Figure: CS231n course coverage. The course builds from foundations (image classification basics) through backpropagation, CNNs, training techniques, to modern architectures, providing complete understanding of visual recognition.

7.2 Image Classification: The Core Problem

The Challenge

Given an image, assign it to one of several categories.

graph LR
    subgraph "Input"
        I["Image<br/>224×224×3<br/>= 150,528 numbers"]
    end
    
    subgraph "Output"
        O["Category<br/>'cat' or 'dog' or ..."]
    end
    
    I -->|"???"| O
    
    C["The 'semantic gap':<br/>Pixels → Meaning"]
    
    style C fill:#ff6b6b,color:#fff

Figure: The image classification challenge. An input image (224×224×3 = 150,528 numbers) must be mapped to a category label, bridging the semantic gap between pixels and meaning.

Why It’s Hard

graph TB
    subgraph "Challenges"
        V["Viewpoint variation"]
        S["Scale variation"]
        D["Deformation"]
        O["Occlusion"]
        I["Illumination"]
        B["Background clutter"]
        C["Intra-class variation"]
    end
    
    ALL["Same object can look<br/>COMPLETELY different"]
    
    V --> ALL
    S --> ALL
    D --> ALL
    O --> ALL
    I --> ALL
    B --> ALL
    C --> ALL

Figure: Challenges in image classification. Viewpoint, scale, deformation, occlusion, illumination, background clutter, and intra-class variation mean the same object can look completely different, making classification difficult.

The Data-Driven Approach

Instead of writing rules, learn from examples:

Collect a dataset of images with labels
Train a classifier using machine learning
Evaluate on new images

7.3 From Pixels to Features

The Naive Approach: Compare Pixels

Nearest Neighbor: Find the training image most similar to the test image.

graph LR
    subgraph "L1 Distance"
        T["Test image"]
        TR["Training images"]
        D["d(I₁,I₂) = Σ|I₁ - I₂|"]
    end
    
    T --> D
    TR --> D
    D --> N["Nearest neighbor<br/>label"]

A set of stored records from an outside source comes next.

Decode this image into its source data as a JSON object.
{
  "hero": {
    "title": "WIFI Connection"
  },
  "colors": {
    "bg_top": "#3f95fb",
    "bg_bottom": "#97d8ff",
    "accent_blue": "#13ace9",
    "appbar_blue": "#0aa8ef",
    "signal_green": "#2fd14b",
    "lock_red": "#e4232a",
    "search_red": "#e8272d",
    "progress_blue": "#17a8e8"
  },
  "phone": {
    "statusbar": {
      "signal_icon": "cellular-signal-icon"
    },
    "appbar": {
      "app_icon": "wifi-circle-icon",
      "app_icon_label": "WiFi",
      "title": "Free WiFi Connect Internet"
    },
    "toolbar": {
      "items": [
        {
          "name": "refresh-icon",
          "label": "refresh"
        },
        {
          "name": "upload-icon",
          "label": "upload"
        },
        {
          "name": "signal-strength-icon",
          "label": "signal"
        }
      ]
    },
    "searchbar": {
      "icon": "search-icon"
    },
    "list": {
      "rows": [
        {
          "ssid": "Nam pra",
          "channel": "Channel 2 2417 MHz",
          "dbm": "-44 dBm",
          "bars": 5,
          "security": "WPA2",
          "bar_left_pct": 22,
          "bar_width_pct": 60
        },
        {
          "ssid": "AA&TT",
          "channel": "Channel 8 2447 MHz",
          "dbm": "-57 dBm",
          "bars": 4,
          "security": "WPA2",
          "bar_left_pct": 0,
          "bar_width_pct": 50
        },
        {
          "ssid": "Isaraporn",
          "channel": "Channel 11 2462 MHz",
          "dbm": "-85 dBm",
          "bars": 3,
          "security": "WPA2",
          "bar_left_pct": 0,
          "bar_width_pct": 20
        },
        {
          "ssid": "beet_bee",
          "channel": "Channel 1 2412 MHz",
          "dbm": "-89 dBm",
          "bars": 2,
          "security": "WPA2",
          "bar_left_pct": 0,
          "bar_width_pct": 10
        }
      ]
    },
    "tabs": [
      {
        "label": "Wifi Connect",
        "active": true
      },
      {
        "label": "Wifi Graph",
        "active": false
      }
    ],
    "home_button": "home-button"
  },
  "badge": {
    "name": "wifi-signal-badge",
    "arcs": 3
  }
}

Figure: L1 distance (Manhattan distance) measures pixel-wise differences between images. While simple, it’s sensitive to small shifts and doesn’t capture semantic similarity, making it poor for image classification.

Problems:

Slow at test time (compare to ALL training images)
Pixel distance ≠ semantic similarity
Curse of dimensionality

The Solution: Learn Features

graph LR
    subgraph "Feature Learning"
        I["Raw pixels<br/>150,528 dims"]
        F["Learned features<br/>~4,096 dims"]
        C["Classifier<br/>1,000 classes"]
    end
    
    I -->|"CNN"| F
    F -->|"FC"| C
    
    K["Key insight:<br/>Learn WHAT to look for"]
    
    F --> K
    
    style K fill:#ffe66d,color:#000

Figure: Feature learning approach. Instead of comparing raw pixels, learn features that capture semantic information. Neural networks automatically learn hierarchical features from low-level (edges) to high-level (object parts).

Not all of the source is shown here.